Gerçekten de öyleydi. Geçen sene dördüncü sınıfta iken, sene başında Albus'un ısrarları sonucu Quidditch seçmelerine katılmıştı. İşte o gün, süpürgeye binmedeki yeteneksizliğini öğrenmişti. Çünkü havaya yükselirken dâhi hareketlerini engelleyemediği süpürgesi, onu yarıyolda bırakmış ve at misali atmıştı kızı üzerinden. Neyse ki fazla yükselmeden olmuştu düşüşü, hastane kanadını ziyaret etmesi gerekmemişti. James ve diğer Gryffindor takımı orada olduğu için ayrıntılı bir şekilde görmüşlerdi kızın başına geleni. Tabii ki ilk yardıma koşan da kendisi olmuştu. Israrla kızı hastane kanadına götürmeyi teklif etse de, bu ısrarı sonuçsuz kalmış, kızdan güzel bir azar yemişti.

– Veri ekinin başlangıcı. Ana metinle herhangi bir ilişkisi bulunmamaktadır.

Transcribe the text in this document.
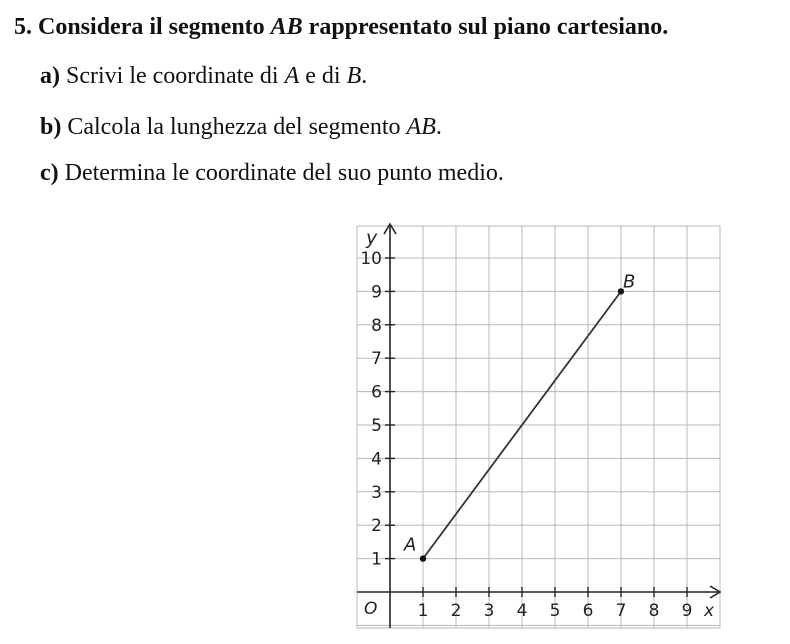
5. Considera il segmento AB rappresentato sul piano cartesiano.
a) Scrivi le coordinate di A e di B.
b) Calcola la lunghezza del segmento AB.
c) Determina le coordinate del suo punto medio.
1 2 3 4 5 6 7 8 9
1
2
3
4
5
6
7
8
9
10
x
y
O
A
B
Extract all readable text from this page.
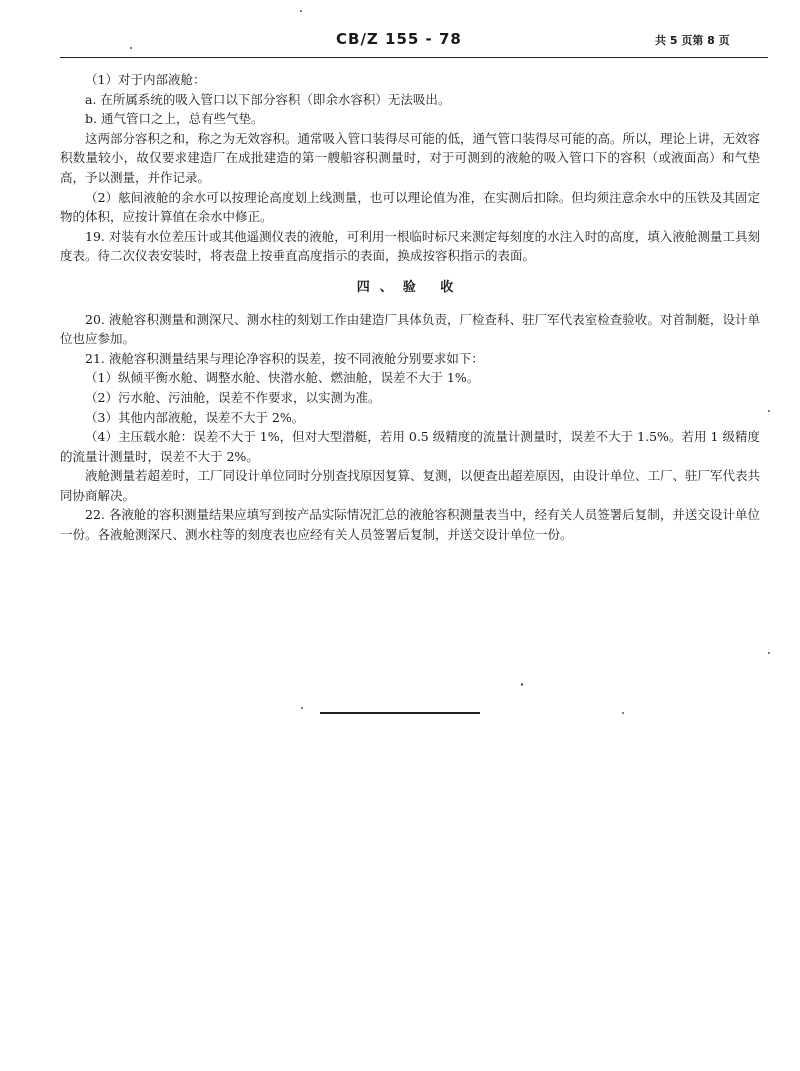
CB/Z 155 - 78	共 5 页第 8 页

（1）对于内部液舱：

a. 在所属系统的吸入管口以下部分容积（即余水容积）无法吸出。

b. 通气管口之上，总有些气垫。

这两部分容积之和，称之为无效容积。通常吸入管口装得尽可能的低，通气管口装得尽可能的高。所以，理论上讲，无效容积数量较小，故仅要求建造厂在成批建造的第一艘船容积测量时，对于可测到的液舱的吸入管口下的容积（或液面高）和气垫高，予以测量，并作记录。

（2）舷间液舱的余水可以按理论高度划上线测量，也可以理论值为准，在实测后扣除。但均须注意余水中的压铁及其固定物的体积，应按计算值在余水中修正。

19. 对装有水位差压计或其他遥测仪表的液舱，可利用一根临时标尺来测定每刻度的水注入时的高度，填入液舱测量工具刻度表。待二次仪表安装时，将表盘上按垂直高度指示的表面，换成按容积指示的表面。

四、验 收

20. 液舱容积测量和测深尺、测水柱的刻划工作由建造厂具体负责，厂检查科、驻厂军代表室检查验收。对首制艇，设计单位也应参加。

21. 液舱容积测量结果与理论净容积的误差，按不同液舱分别要求如下：

（1）纵倾平衡水舱、调整水舱、快潜水舱、燃油舱，误差不大于 1%。

（2）污水舱、污油舱，误差不作要求，以实测为准。

（3）其他内部液舱，误差不大于 2%。

（4）主压载水舱：误差不大于 1%，但对大型潜艇，若用 0.5 级精度的流量计测量时，误差不大于 1.5%。若用 1 级精度的流量计测量时，误差不大于 2%。

液舱测量若超差时，工厂同设计单位同时分别查找原因复算、复测，以便查出超差原因，由设计单位、工厂、驻厂军代表共同协商解决。

22. 各液舱的容积测量结果应填写到按产品实际情况汇总的液舱容积测量表当中，经有关人员签署后复制，并送交设计单位一份。各液舱测深尺、测水柱等的刻度表也应经有关人员签署后复制，并送交设计单位一份。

James, bunu hatırlayınca kafasını salladı. Bir süre düşünüp yeniden kıza döndü. "O zaman sen de benim süpürgeme binersin." diye bir teklifte bulundu. Kız, dik dik çocuğa baktı ve, "Süpürge olayını rafa kaldır." dedi.
Çocuk kafasını sallayarak durumu kabullendikten sonra devam etti. "İkinci etapta suyun altında nefes almak için Galsam Otu kullanmış. Profesör Neville ve Dobby sayesinde."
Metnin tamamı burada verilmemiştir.